Uma operação de controle no Aeroporto Internacional Jomo Kenyatta permitiu descobrir um dos maiores casos de tráfico de insetos registrados no Quênia. As autoridades detiveram Zhang Kequn, de 27 anos, acusado de tentar retirar do país mais de 2.200 formigas rainhas vivas escondidas em sua bagagem.
A descoberta ocorreu durante uma inspeção de segurança quando agentes detectaram tubos e embalagens suspeitas na mala do viajante. Segundo as investigações, o cidadão havia permanecido por duas semanas no país africano antes de tentar deixar o país com os insetos.
As autoridades acreditam que o suspeito operava dentro de uma rede internacional dedicada ao tráfico de espécies. O caso voltou a colocar em foco uma forma de biopirataria cada vez mais frequente: o comércio ilegal de insetos exóticos.

Como operava a rede de contrabando
Durante o procedimento, os agentes encontraram 1.948 formigas embaladas em tubos de ensaio. Além disso, outras 300 rainhas estavam escondidas em rolos de papel de seda preparados para facilitar seu transporte.

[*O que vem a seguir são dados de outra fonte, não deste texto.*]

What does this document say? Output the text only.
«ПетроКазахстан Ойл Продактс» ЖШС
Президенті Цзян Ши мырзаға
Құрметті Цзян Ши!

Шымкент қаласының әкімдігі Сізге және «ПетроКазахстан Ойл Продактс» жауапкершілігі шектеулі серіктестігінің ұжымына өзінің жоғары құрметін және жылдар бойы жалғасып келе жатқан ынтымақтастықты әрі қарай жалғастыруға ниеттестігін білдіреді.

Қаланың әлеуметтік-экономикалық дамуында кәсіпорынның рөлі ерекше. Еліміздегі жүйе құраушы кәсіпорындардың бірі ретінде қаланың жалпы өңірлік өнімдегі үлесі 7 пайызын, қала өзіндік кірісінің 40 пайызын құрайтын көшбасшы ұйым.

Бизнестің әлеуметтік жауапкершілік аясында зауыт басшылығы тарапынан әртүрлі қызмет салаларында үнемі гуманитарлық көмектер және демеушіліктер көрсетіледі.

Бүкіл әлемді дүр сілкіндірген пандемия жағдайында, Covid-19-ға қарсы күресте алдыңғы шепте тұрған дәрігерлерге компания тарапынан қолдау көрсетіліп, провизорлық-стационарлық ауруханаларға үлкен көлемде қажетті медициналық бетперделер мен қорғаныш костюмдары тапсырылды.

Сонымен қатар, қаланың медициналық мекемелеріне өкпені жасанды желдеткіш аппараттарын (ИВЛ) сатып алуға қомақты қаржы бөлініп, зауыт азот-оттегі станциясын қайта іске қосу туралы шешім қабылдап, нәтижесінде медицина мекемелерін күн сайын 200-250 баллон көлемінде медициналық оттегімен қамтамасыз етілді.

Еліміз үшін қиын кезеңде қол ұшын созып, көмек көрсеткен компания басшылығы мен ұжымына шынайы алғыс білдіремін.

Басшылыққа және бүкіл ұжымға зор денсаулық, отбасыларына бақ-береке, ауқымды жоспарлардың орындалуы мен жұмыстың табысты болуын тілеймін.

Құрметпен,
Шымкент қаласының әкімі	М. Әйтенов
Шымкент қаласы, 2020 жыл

Este método permite manter os insetos vivos durante longas viagens internacionais. As autoridades também detectaram a participação de pelo menos três colaboradores locais encarregados de coletar as formigas em diferentes regiões do país.

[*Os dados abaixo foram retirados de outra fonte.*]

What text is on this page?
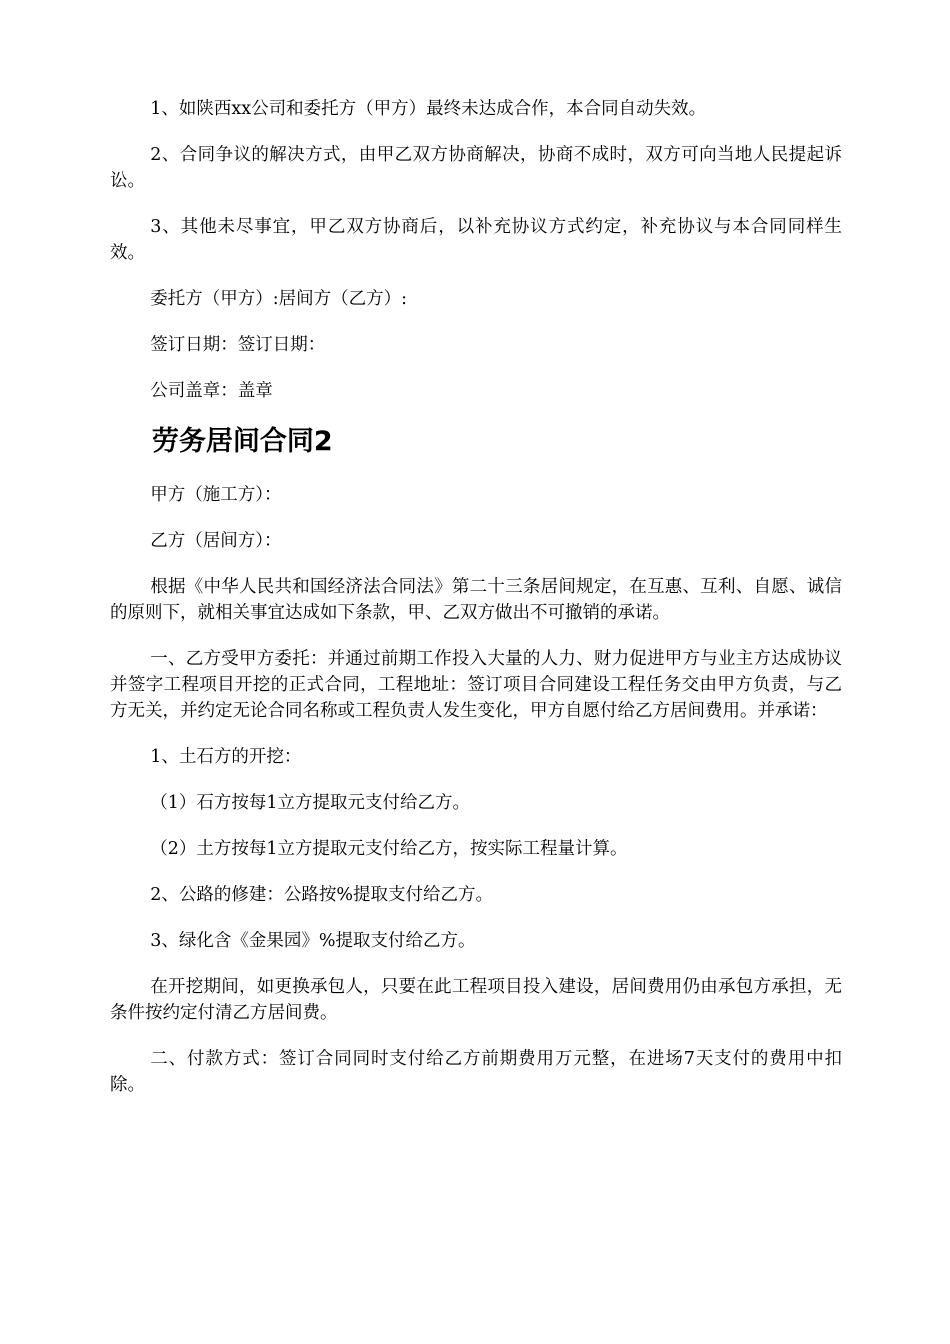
1、如陕西xx公司和委托方（甲方）最终未达成合作，本合同自动失效。

2、合同争议的解决方式，由甲乙双方协商解决，协商不成时，双方可向当地人民提起诉讼。

3、其他未尽事宜，甲乙双方协商后，以补充协议方式约定，补充协议与本合同同样生效。

委托方（甲方）:居间方（乙方）:

签订日期：签订日期：

公司盖章：盖章

劳务居间合同2

甲方（施工方）：

乙方（居间方）：

根据《中华人民共和国经济法合同法》第二十三条居间规定，在互惠、互利、自愿、诚信的原则下，就相关事宜达成如下条款，甲、乙双方做出不可撤销的承诺。

一、乙方受甲方委托：并通过前期工作投入大量的人力、财力促进甲方与业主方达成协议并签字工程项目开挖的正式合同，工程地址：签订项目合同建设工程任务交由甲方负责，与乙方无关，并约定无论合同名称或工程负责人发生变化，甲方自愿付给乙方居间费用。并承诺：

1、土石方的开挖：

（1）石方按每1立方提取元支付给乙方。

（2）土方按每1立方提取元支付给乙方，按实际工程量计算。

2、公路的修建：公路按%提取支付给乙方。

3、绿化含《金果园》%提取支付给乙方。

在开挖期间，如更换承包人，只要在此工程项目投入建设，居间费用仍由承包方承担，无条件按约定付清乙方居间费。

二、付款方式：签订合同同时支付给乙方前期费用万元整，在进场7天支付的费用中扣除。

O suspeito foi colocado à disposição da justiça enquanto são analisados os dispositivos eletrônicos apreendidos durante a operação. Entre os objetos retidos estão um telefone celular e um computador portátil que podem conter informações sobre a rede internacional.
A investigação é coordenada pelo Serviço de Vida Selvagem do Quênia, órgão responsável pela proteção da fauna no país.

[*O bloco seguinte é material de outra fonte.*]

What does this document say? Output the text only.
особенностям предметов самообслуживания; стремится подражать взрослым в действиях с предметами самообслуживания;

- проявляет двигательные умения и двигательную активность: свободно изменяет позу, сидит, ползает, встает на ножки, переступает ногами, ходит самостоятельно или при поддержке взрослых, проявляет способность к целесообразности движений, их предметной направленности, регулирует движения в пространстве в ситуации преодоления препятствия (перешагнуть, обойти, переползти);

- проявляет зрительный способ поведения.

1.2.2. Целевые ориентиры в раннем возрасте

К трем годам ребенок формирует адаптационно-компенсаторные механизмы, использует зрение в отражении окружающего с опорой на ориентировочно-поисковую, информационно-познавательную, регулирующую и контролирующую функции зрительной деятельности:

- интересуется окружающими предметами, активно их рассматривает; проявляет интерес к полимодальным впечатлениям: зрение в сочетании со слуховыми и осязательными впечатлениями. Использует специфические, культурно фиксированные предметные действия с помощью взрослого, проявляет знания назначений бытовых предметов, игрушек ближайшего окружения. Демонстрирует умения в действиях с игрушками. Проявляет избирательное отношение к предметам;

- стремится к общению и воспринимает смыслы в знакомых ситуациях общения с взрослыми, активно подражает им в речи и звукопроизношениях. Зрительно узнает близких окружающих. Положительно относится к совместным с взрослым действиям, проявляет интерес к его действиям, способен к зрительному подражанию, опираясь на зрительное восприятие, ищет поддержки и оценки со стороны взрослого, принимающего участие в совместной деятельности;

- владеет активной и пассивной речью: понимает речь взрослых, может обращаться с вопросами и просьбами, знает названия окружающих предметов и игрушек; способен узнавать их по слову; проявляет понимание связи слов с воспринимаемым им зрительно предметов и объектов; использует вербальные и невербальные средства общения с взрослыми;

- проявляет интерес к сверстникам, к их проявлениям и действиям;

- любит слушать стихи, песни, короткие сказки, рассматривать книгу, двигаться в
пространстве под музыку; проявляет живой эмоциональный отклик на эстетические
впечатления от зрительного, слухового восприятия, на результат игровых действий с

Um negócio ilegal que cresce no mercado global
O tráfico de insetos se expandiu nos últimos anos devido à crescente demanda internacional. Colecionadores e entusiastas na Europa e Ásia buscam espécies raras para criar em formigueiros artificiais.
Entre as mais solicitadas estão as Messor cephalotes, valorizadas por seu tamanho e comportamento social. Em lojas especializadas do Reino Unido, cada rainha pode alcançar preços próximos a 233 dólares.
Este valor econômico transforma as formigas em um recurso atraente para redes ilegais de comércio de fauna. A magnitude do negócio ficou evidente quando outra carga procedente do Quênia foi apreendida recentemente em Bangkok.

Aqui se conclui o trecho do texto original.